Breaking: New Study Links Barrett's Esophagus to Bile Reflux

Good news and bad news from the Rochester Medical Center.  A new study led by Dr. Jeffrey Peters -- an expert in esophageal and stomach surgery -- indicates a link between the dreaded Barrett's esophagus and bile reflux.   According to the study, published in the Annals of Surgery and summarized in an  April 24th Science Daily article,

Peters' team found that bile that washes up from the stomach into the esophagus shuts off genes responsible for the normal, skin-like lining of the organ, and turns on genes that produce the intestine-like lining that is the hallmark of Barrett's.  While previous research established that reflux components encouraged the development of intestinal tissue in the esophagus that alone was never enough to produce the changes that led to Barrett's.  
"The main leap this study makes is that normal esophageal cell growth must be turned off and intestinal cell growth must be turned on in order for the disease to take hold," noted Peters, who is president elect of the International Society of Diseases of the Esophagus. "We found that bile promotes both processes." 
[Emphasis mine.]
The jury is still out whether treating bile reflux with medication works.  According to the study's co-author, Dr. Tony Godfrey, "the only way to stop all reflux components, including bile, is to surgically reconstruct the faulty barrier between the esophagus and the stomach."

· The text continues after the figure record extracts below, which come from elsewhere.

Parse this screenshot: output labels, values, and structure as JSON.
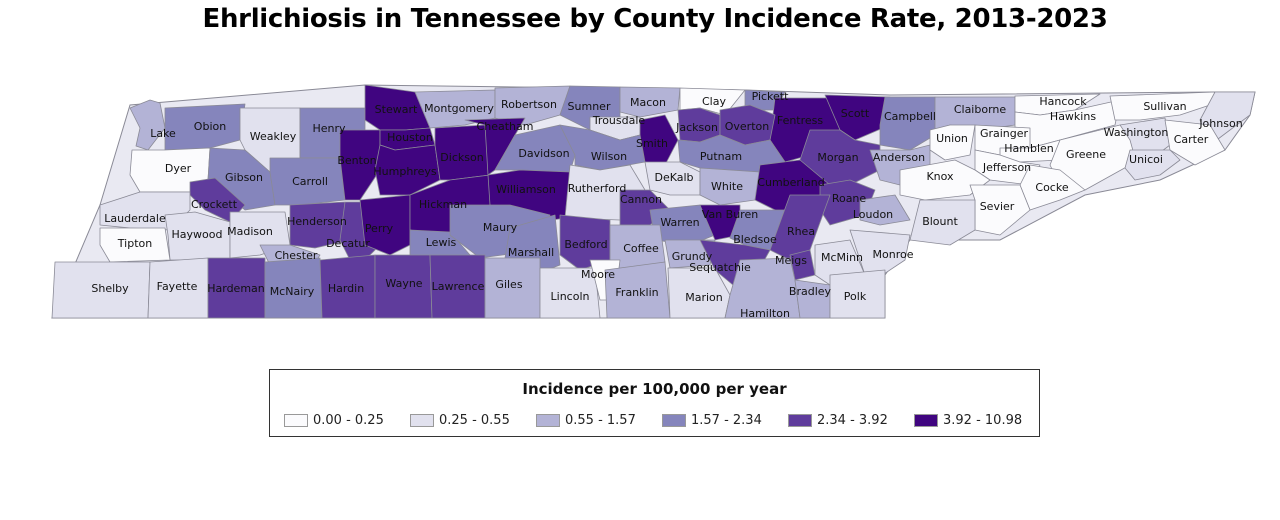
{
  "title": "Ehrlichiosis in Tennessee by County Incidence Rate, 2013-2023",
  "legend": {
    "title": "Incidence per 100,000 per year",
    "classes": [
      {
        "label": "0.00 - 0.25",
        "color": "#fbfbfd"
      },
      {
        "label": "0.25 - 0.55",
        "color": "#e1e1ee"
      },
      {
        "label": "0.55 - 1.57",
        "color": "#b3b3d6"
      },
      {
        "label": "1.57 - 2.34",
        "color": "#8585bc"
      },
      {
        "label": "2.34 - 3.92",
        "color": "#5f3c9c"
      },
      {
        "label": "3.92 - 10.98",
        "color": "#400580"
      }
    ]
  },
  "chart_data": {
    "type": "choropleth",
    "title": "Ehrlichiosis in Tennessee by County Incidence Rate, 2013-2023",
    "legend_title": "Incidence per 100,000 per year",
    "bins": [
      "0.00 - 0.25",
      "0.25 - 0.55",
      "0.55 - 1.57",
      "1.57 - 2.34",
      "2.34 - 3.92",
      "3.92 - 10.98"
    ],
    "counties": [
      {
        "name": "Lake",
        "bin": 2
      },
      {
        "name": "Obion",
        "bin": 3
      },
      {
        "name": "Weakley",
        "bin": 1
      },
      {
        "name": "Henry",
        "bin": 3
      },
      {
        "name": "Stewart",
        "bin": 5
      },
      {
        "name": "Montgomery",
        "bin": 2
      },
      {
        "name": "Robertson",
        "bin": 2
      },
      {
        "name": "Sumner",
        "bin": 3
      },
      {
        "name": "Macon",
        "bin": 2
      },
      {
        "name": "Clay",
        "bin": 0
      },
      {
        "name": "Pickett",
        "bin": 3
      },
      {
        "name": "Fentress",
        "bin": 5
      },
      {
        "name": "Scott",
        "bin": 5
      },
      {
        "name": "Campbell",
        "bin": 3
      },
      {
        "name": "Claiborne",
        "bin": 2
      },
      {
        "name": "Hancock",
        "bin": 0
      },
      {
        "name": "Hawkins",
        "bin": 0
      },
      {
        "name": "Sullivan",
        "bin": 0
      },
      {
        "name": "Johnson",
        "bin": 1
      },
      {
        "name": "Dyer",
        "bin": 0
      },
      {
        "name": "Gibson",
        "bin": 3
      },
      {
        "name": "Carroll",
        "bin": 3
      },
      {
        "name": "Benton",
        "bin": 5
      },
      {
        "name": "Houston",
        "bin": 5
      },
      {
        "name": "Humphreys",
        "bin": 5
      },
      {
        "name": "Dickson",
        "bin": 5
      },
      {
        "name": "Cheatham",
        "bin": 5
      },
      {
        "name": "Davidson",
        "bin": 3
      },
      {
        "name": "Trousdale",
        "bin": 1
      },
      {
        "name": "Wilson",
        "bin": 3
      },
      {
        "name": "Smith",
        "bin": 5
      },
      {
        "name": "Jackson",
        "bin": 4
      },
      {
        "name": "Overton",
        "bin": 4
      },
      {
        "name": "Putnam",
        "bin": 3
      },
      {
        "name": "Morgan",
        "bin": 4
      },
      {
        "name": "Anderson",
        "bin": 2
      },
      {
        "name": "Union",
        "bin": 0
      },
      {
        "name": "Grainger",
        "bin": 0
      },
      {
        "name": "Hamblen",
        "bin": 0
      },
      {
        "name": "Jefferson",
        "bin": 0
      },
      {
        "name": "Greene",
        "bin": 0
      },
      {
        "name": "Washington",
        "bin": 1
      },
      {
        "name": "Carter",
        "bin": 0
      },
      {
        "name": "Unicoi",
        "bin": 1
      },
      {
        "name": "Crockett",
        "bin": 4
      },
      {
        "name": "Lauderdale",
        "bin": 1
      },
      {
        "name": "Haywood",
        "bin": 1
      },
      {
        "name": "Madison",
        "bin": 1
      },
      {
        "name": "Henderson",
        "bin": 4
      },
      {
        "name": "Decatur",
        "bin": 4
      },
      {
        "name": "Perry",
        "bin": 5
      },
      {
        "name": "Hickman",
        "bin": 5
      },
      {
        "name": "Williamson",
        "bin": 5
      },
      {
        "name": "Rutherford",
        "bin": 1
      },
      {
        "name": "DeKalb",
        "bin": 1
      },
      {
        "name": "White",
        "bin": 2
      },
      {
        "name": "Cumberland",
        "bin": 5
      },
      {
        "name": "Roane",
        "bin": 4
      },
      {
        "name": "Knox",
        "bin": 0
      },
      {
        "name": "Cocke",
        "bin": 0
      },
      {
        "name": "Sevier",
        "bin": 0
      },
      {
        "name": "Blount",
        "bin": 1
      },
      {
        "name": "Loudon",
        "bin": 2
      },
      {
        "name": "Tipton",
        "bin": 0
      },
      {
        "name": "Chester",
        "bin": 2
      },
      {
        "name": "Lewis",
        "bin": 3
      },
      {
        "name": "Maury",
        "bin": 3
      },
      {
        "name": "Marshall",
        "bin": 3
      },
      {
        "name": "Bedford",
        "bin": 4
      },
      {
        "name": "Cannon",
        "bin": 4
      },
      {
        "name": "Warren",
        "bin": 3
      },
      {
        "name": "Van Buren",
        "bin": 5
      },
      {
        "name": "Bledsoe",
        "bin": 3
      },
      {
        "name": "Rhea",
        "bin": 4
      },
      {
        "name": "Meigs",
        "bin": 4
      },
      {
        "name": "McMinn",
        "bin": 1
      },
      {
        "name": "Monroe",
        "bin": 1
      },
      {
        "name": "Coffee",
        "bin": 2
      },
      {
        "name": "Grundy",
        "bin": 2
      },
      {
        "name": "Sequatchie",
        "bin": 4
      },
      {
        "name": "Shelby",
        "bin": 1
      },
      {
        "name": "Fayette",
        "bin": 1
      },
      {
        "name": "Hardeman",
        "bin": 4
      },
      {
        "name": "McNairy",
        "bin": 3
      },
      {
        "name": "Hardin",
        "bin": 4
      },
      {
        "name": "Wayne",
        "bin": 4
      },
      {
        "name": "Lawrence",
        "bin": 4
      },
      {
        "name": "Giles",
        "bin": 2
      },
      {
        "name": "Lincoln",
        "bin": 1
      },
      {
        "name": "Moore",
        "bin": 0
      },
      {
        "name": "Franklin",
        "bin": 2
      },
      {
        "name": "Marion",
        "bin": 1
      },
      {
        "name": "Hamilton",
        "bin": 2
      },
      {
        "name": "Bradley",
        "bin": 2
      },
      {
        "name": "Polk",
        "bin": 1
      }
    ]
  }
}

Citation:  Marie Reveiller, Sayak Ghatak, Liana Toia, Irina Kalatskaya, Lincoln Stein, Mary DʼSouza, Zhongren Zhou, Santhoshi Bandla, William E. Gooding, Tony E. Godfrey, Jeffrey H. Peters. Bile Exposure Inhibits Expression of Squamous Differentiation Genes in Human Esophageal Epithelial CellsAnnals of Surgery, 2012; : 1 DOI:10.1097/SLA.0b013e3182512af9


Mayo Clinic's page on Bile Reflux


  1. Have you seen the new Linx system? A ring of magnetic beads is attached around the base of the esophagus near the LES.
    Here is the link to this new development only a couple of years old. I am considering having it if it becomes necessary.

  2. Hi A,
    I have! Thanks for the link. I did a short post on it a few weeks ago you may want to check out:

    I'm so anti-medication and anti-procedure, I'm hoping I can hold out and use diet and other lifestyle therapies to manage my GERD. But it's good progress is being made on less invasive surgeries -- and the med community is ramping up their effort to investigate GI issues.